He rocked back on the heels of his dusty old work boots. Judging from the silver around his temples and smattered through the rest of his dark brown hair, I put the guy in his mid- to late-fifties. He had to have been at least six-foot-five, standing an inch or two taller than me, and judging by the bulk of muscle he carried on his frame, hard ranch work was most definitely in his blood. Not a man I’d want to run into in a dark alley at night, that was for damn sure.

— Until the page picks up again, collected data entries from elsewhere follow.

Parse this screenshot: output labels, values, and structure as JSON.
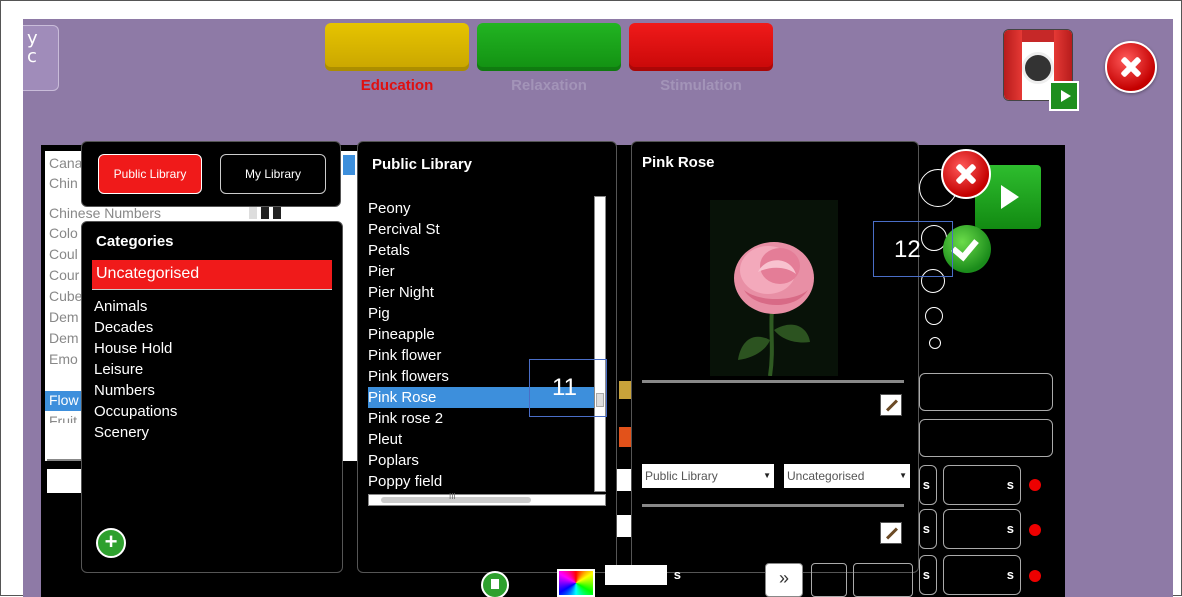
{
  "app": {
    "logo_text": "y\nc"
  },
  "modes": [
    {
      "label": "Education",
      "color": "#d7b200",
      "label_color": "#e01010"
    },
    {
      "label": "Relaxation",
      "color": "#18a018",
      "label_color": "#a394b8"
    },
    {
      "label": "Stimulation",
      "color": "#e01010",
      "label_color": "#a394b8"
    }
  ],
  "background_list": {
    "items": [
      "Cana",
      "Chin",
      "Chinese Numbers",
      "Colo",
      "Coul",
      "Cour",
      "Cube",
      "Dem",
      "Dem",
      "Emo",
      "Flow",
      "Fruit"
    ]
  },
  "library_tabs": {
    "public": "Public Library",
    "mine": "My Library"
  },
  "categories": {
    "title": "Categories",
    "selected": "Uncategorised",
    "items": [
      "Animals",
      "Decades",
      "House Hold",
      "Leisure",
      "Numbers",
      "Occupations",
      "Scenery"
    ]
  },
  "public_library": {
    "title": "Public Library",
    "items": [
      "Peony",
      "Percival St",
      "Petals",
      "Pier",
      "Pier Night",
      "Pig",
      "Pineapple",
      "Pink flower",
      "Pink flowers",
      "Pink Rose",
      "Pink rose 2",
      "Pleut",
      "Poplars",
      "Poppy field"
    ],
    "selected": "Pink Rose",
    "scroll_h_label": "III"
  },
  "detail": {
    "title": "Pink Rose",
    "library_dropdown": "Public Library",
    "category_dropdown": "Uncategorised"
  },
  "annotations": {
    "a11": "11",
    "a12": "12"
  },
  "timer_rows": [
    {
      "unit_a": "s",
      "unit_b": "s"
    },
    {
      "unit_a": "s",
      "unit_b": "s"
    },
    {
      "unit_a": "s",
      "unit_b": "s"
    }
  ],
  "bottom": {
    "seconds_unit": "s",
    "forward_glyph": "»"
  }
}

I offered my hand to the beast of a dude standing in front of me. The man’s gigantic hand shot out and wrapped around mine, squeezing a little tighter than necessary. Refusing to wince at his bone-crushing hold, I kept my gaze trained on his. The glint in his dark brown eyes let me know he was sizing me up, seeing if I was worth my salt. I was up for the challenge. I’d been in enough foster homes to know when I should be rightfully intimidated. And everything about the man screamed intimidation.

“I’m Kal Sheffield, or Uncle Kal to Bug here.”

“Carson Langford, sir. I’m the new ranch hand.”

“That so?” A slow grin spread across his face. “Guess that makes me your boss, huh?”

Ah, hell.

“Bug, why don’t you go back up to the house and find Aunt Milly? We’re going to be making jam in just a little bit.”


Yay!
” Willow shrieked at Cassidy’s announcement, taking off out of the barn like a bolt of lightning. Once gone, Cassidy turned back to Kal and shot him with a look I’d never in my right mind dare to give him.

“What’d I say about the horses, Kal? She’s going to break her neck one of these days,” she practically hissed. At the warning in her eyes as she stared up at him, her head nearly tipped all the way back, I was starting to think the shy, shrinking violet vibe I’d gotten from her earlier was a bit off the mark. She had a fire inside of her. I could see it right then.

I stood in wonder as the big man actually had the decency to look ashamed. “Ah, baby girl. You know I’d never let anything happen to her. Besides, she’s gonna have to learn sooner or later, living on a ranch and all. You can’t keep her away from them forever. And you’re worrying about nothing.”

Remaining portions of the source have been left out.